子どもの頃から歌の上手さが際立っていたというテフさん。歌手になりたいというより、歌が生活の中にあり、自然と歌手の道に進んだのだと話す。そして今のKーPOPの先駆けとなるダンスグループ「shadow」に加入し、韓国で活動してから2006年に来日した。
——2006年に来日されたきっかけは?
テフさん
在日韓国人のイベントがあり、そこで韓国のアーティストとして参加したのがきっかけです。来日する前から日本の文化や日本食にも興味がありました。初めて聴いたのが安全地帯の曲。玉置浩二さんの歌声に惚れ込み、そこから日本の音楽に興味を持ちましたね。日本語は来日してから独学で学びました。

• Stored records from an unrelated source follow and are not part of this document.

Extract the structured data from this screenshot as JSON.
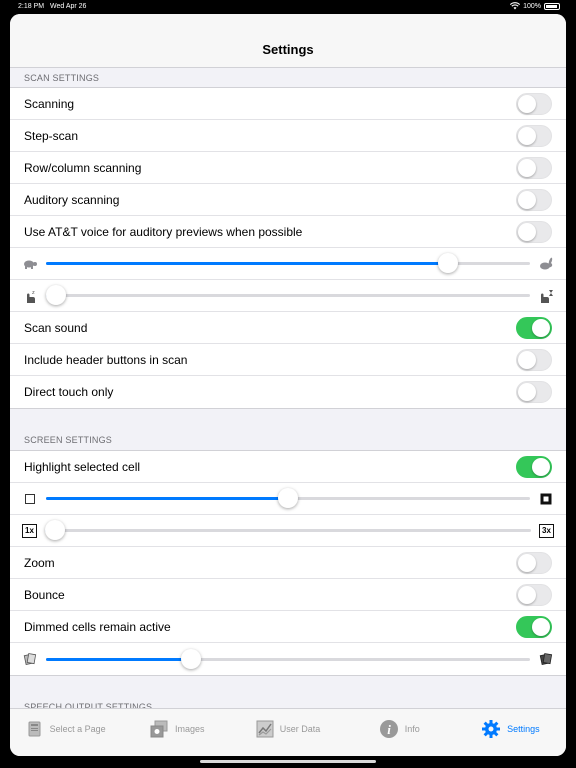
{
  "status_bar": {
    "time": "2:18 PM",
    "date": "Wed Apr 26",
    "battery": "100%"
  },
  "nav": {
    "title": "Settings"
  },
  "scan_settings": {
    "header": "SCAN SETTINGS",
    "scanning": {
      "label": "Scanning",
      "on": false
    },
    "step_scan": {
      "label": "Step-scan",
      "on": false
    },
    "row_column": {
      "label": "Row/column scanning",
      "on": false
    },
    "auditory": {
      "label": "Auditory scanning",
      "on": false
    },
    "att_voice": {
      "label": "Use AT&T voice for auditory previews when possible",
      "on": false
    },
    "speed_slider": {
      "value": 0.83,
      "left_icon": "turtle-icon",
      "right_icon": "rabbit-icon"
    },
    "delay_slider": {
      "value": 0.02,
      "left_icon": "hand-wait-icon",
      "right_icon": "hand-timer-icon"
    },
    "scan_sound": {
      "label": "Scan sound",
      "on": true
    },
    "header_buttons": {
      "label": "Include header buttons in scan",
      "on": false
    },
    "direct_touch": {
      "label": "Direct touch only",
      "on": false
    }
  },
  "screen_settings": {
    "header": "SCREEN SETTINGS",
    "highlight": {
      "label": "Highlight selected cell",
      "on": true
    },
    "border_slider": {
      "value": 0.5,
      "left_icon": "thin-border-icon",
      "right_icon": "thick-border-icon"
    },
    "scale_slider": {
      "value": 0.02,
      "left_label": "1x",
      "right_label": "3x"
    },
    "zoom": {
      "label": "Zoom",
      "on": false
    },
    "bounce": {
      "label": "Bounce",
      "on": false
    },
    "dimmed": {
      "label": "Dimmed cells remain active",
      "on": true
    },
    "dim_slider": {
      "value": 0.3,
      "left_icon": "light-cards-icon",
      "right_icon": "dark-cards-icon"
    }
  },
  "speech_settings": {
    "header": "SPEECH OUTPUT SETTINGS"
  },
  "tabs": [
    {
      "label": "Select a Page",
      "icon": "book-icon",
      "active": false
    },
    {
      "label": "Images",
      "icon": "images-icon",
      "active": false
    },
    {
      "label": "User Data",
      "icon": "chart-icon",
      "active": false
    },
    {
      "label": "Info",
      "icon": "info-icon",
      "active": false
    },
    {
      "label": "Settings",
      "icon": "gear-icon",
      "active": true
    }
  ],
  "colors": {
    "accent": "#007aff",
    "toggle_on": "#34c759",
    "background": "#f2f2f7"
  }
}
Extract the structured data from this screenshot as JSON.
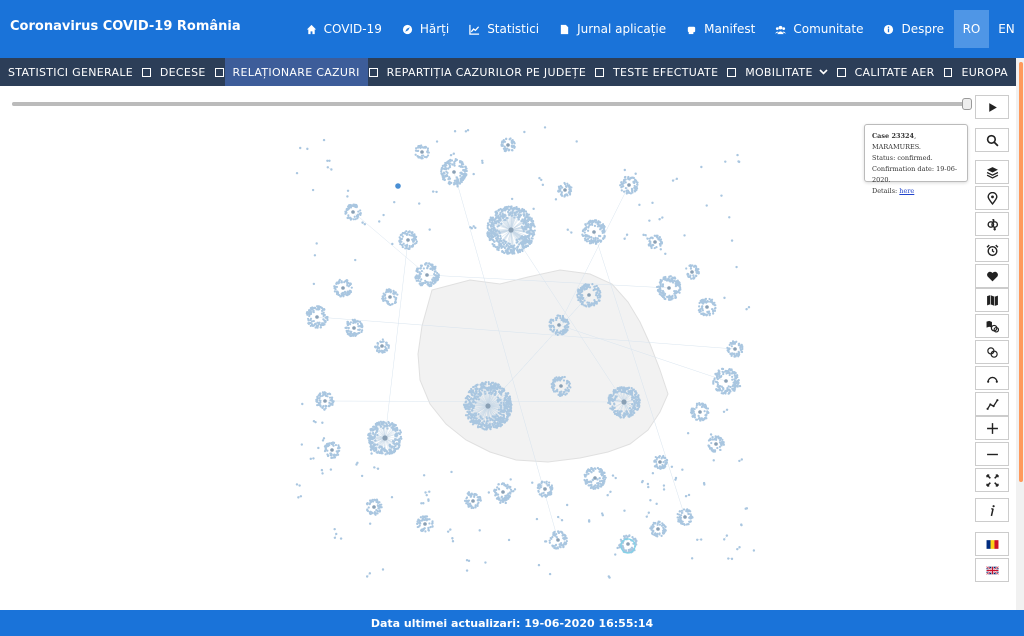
{
  "brand": "Coronavirus COVID-19 România",
  "topnav": {
    "items": [
      {
        "label": "COVID-19",
        "icon": "home-icon"
      },
      {
        "label": "Hărți",
        "icon": "compass-icon"
      },
      {
        "label": "Statistici",
        "icon": "chart-icon"
      },
      {
        "label": "Jurnal aplicație",
        "icon": "file-icon"
      },
      {
        "label": "Manifest",
        "icon": "fist-icon"
      },
      {
        "label": "Comunitate",
        "icon": "users-icon"
      },
      {
        "label": "Despre",
        "icon": "info-icon"
      }
    ],
    "lang_ro": "RO",
    "lang_en": "EN"
  },
  "subnav": {
    "tabs": [
      "STATISTICI GENERALE",
      "DECESE",
      "RELAȚIONARE CAZURI",
      "REPARTIȚIA CAZURILOR PE JUDEȚE",
      "TESTE EFECTUATE",
      "MOBILITATE",
      "CALITATE AER",
      "EUROPA"
    ],
    "active_index": 2
  },
  "timeline": {
    "progress": 1.0
  },
  "tooltip": {
    "case_label": "Case 23324",
    "county": ", MARAMURES.",
    "status": "Status: confirmed.",
    "confirmation": "Confirmation date: 19-06-2020.",
    "details_label": "Details: ",
    "details_link": "here"
  },
  "tools": [
    "play-icon",
    "search-icon",
    "layers-icon",
    "pin-icon",
    "gender-icon",
    "alarm-icon",
    "heart-icon",
    "map-icon",
    "map-circles-icon",
    "circles-icon",
    "arc-icon",
    "line-chart-icon",
    "zoom-in-icon",
    "zoom-out-icon",
    "fullscreen-icon",
    "info-italic-icon",
    "flag-ro-icon",
    "flag-uk-icon"
  ],
  "colors": {
    "primary": "#1a73d9",
    "subnav": "#2c3e58",
    "node": "#a9c6e0",
    "accent": "#ff9a5c"
  },
  "footer": "Data ultimei actualizari: 19-06-2020 16:55:14"
}
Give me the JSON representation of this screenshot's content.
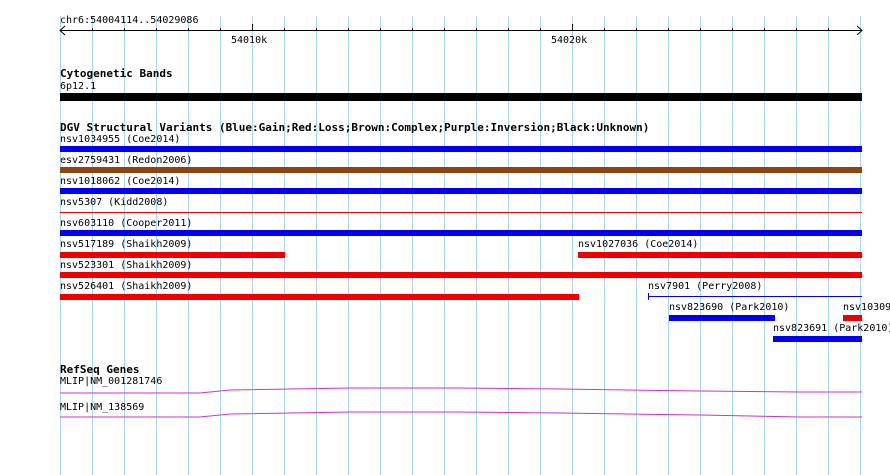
{
  "browser": {
    "location": "chr6:54004114..54029086",
    "ruler_labels": [
      "54010k",
      "54020k"
    ]
  },
  "tracks": {
    "cytobands": {
      "title": "Cytogenetic Bands",
      "band_label": "6p12.1"
    },
    "dgv": {
      "title": "DGV Structural Variants (Blue:Gain;Red:Loss;Brown:Complex;Purple:Inversion;Black:Unknown)",
      "features": [
        {
          "label": "nsv1034955 (Coe2014)",
          "type": "gain"
        },
        {
          "label": "esv2759431 (Redon2006)",
          "type": "complex"
        },
        {
          "label": "nsv1018062 (Coe2014)",
          "type": "gain"
        },
        {
          "label": "nsv5307 (Kidd2008)",
          "type": "loss"
        },
        {
          "label": "nsv603110 (Cooper2011)",
          "type": "gain"
        },
        {
          "label": "nsv517189 (Shaikh2009)",
          "type": "loss"
        },
        {
          "label": "nsv1027036 (Coe2014)",
          "type": "loss"
        },
        {
          "label": "nsv523301 (Shaikh2009)",
          "type": "loss"
        },
        {
          "label": "nsv526401 (Shaikh2009)",
          "type": "loss"
        },
        {
          "label": "nsv7901 (Perry2008)",
          "type": "gain"
        },
        {
          "label": "nsv823690 (Park2010)",
          "type": "gain"
        },
        {
          "label": "nsv10309",
          "type": "loss"
        },
        {
          "label": "nsv823691 (Park2010)",
          "type": "gain"
        }
      ]
    },
    "refseq": {
      "title": "RefSeq Genes",
      "transcripts": [
        "MLIP|NM_001281746",
        "MLIP|NM_138569"
      ]
    }
  },
  "colors": {
    "gain": "#0000ee",
    "loss": "#ee0000",
    "complex": "#8b4513",
    "cytoband": "#000000",
    "gene": "#cc33cc",
    "gridline": "#a8d8f0"
  }
}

——異国での新たな挑戦、きっと想像以上に大変だったと思います。
テフさん
デビュー曲の『サソリの涙』では、韓国語では表現できない単語などがあるので、当時は表現することに苦労しましたね。だけど、一つ一つ、課題を乗り越えて、僕も少しずつ成長させてもらっています。僕は好奇心旺盛だし、挑戦するのが好きなんです。座右の銘は”死ぬまで勉強”、誰しも1人では生きていけません。常に学ぶ姿勢を大切に、そして天狗にならず、腰を低くして生きていくことが大切だと思っています。

愛犬たちと過ごす日々に幸せを感じます

——最近ハマっていることはありますか?
テフさん
姉妹のシュナイザーを二匹飼っているんですが、あの子たちのドッグフードを手作りしてあげる時間が楽しいです。質の良いフードを与えたり、洋服を買いに行ったり、休日は二匹連れて、海や山、野原で走り回らせたりしているので、健康面ではお互いに相乗効果ですよね!これまでにも犬を飼ってきたんですが、ここまで愛情を感じるのは今回初めてなんです。きっと歳のせいなのかな(笑)、この子たちが愛おしくてしょうがないし、僕の支えになっていますね。そういえば、仲良しのこおり健太くんも犬(ずんだ君)を飼っていて、溺愛しているけど、きっと僕の影響もあるのだと思います(笑)。
——1月13日(金)には、京橋ベロニカでテフさんの誕生日パーティーが開催されますね。
テフさん
デビューしてから毎年開催してきましたが昨年は開催できず、2年ぶりの開催をとても楽しみにしています。自分の誕生日を祝ってもらうことは恥ずかしさもありますが、ファンの皆さまに祝っていただく貴重な機会です。感謝の気持ちと真心を込めて、一曲一曲を大切に歌い、皆さまに届けたいですね。
——来年7月で10周年、これまでの歌手生活を振り返って、そしてこれからの意気込みもお願いします。
テフさん
日本でメジャーデビューして、5年、10年と活動できるなんて思っていませんでした。だけど今があるのは、ファンの方、スタッフの方、いろんな人達のお陰。”テフ君の歌を生で聴きたい!”と思ってもらえるような歌手でありたいです。まだまだ沖縄から北海道まで行けていない場所も沢山ありますので、もっと自分の存在と歌を知ってもらうためにも、全国を駆け回りたいです。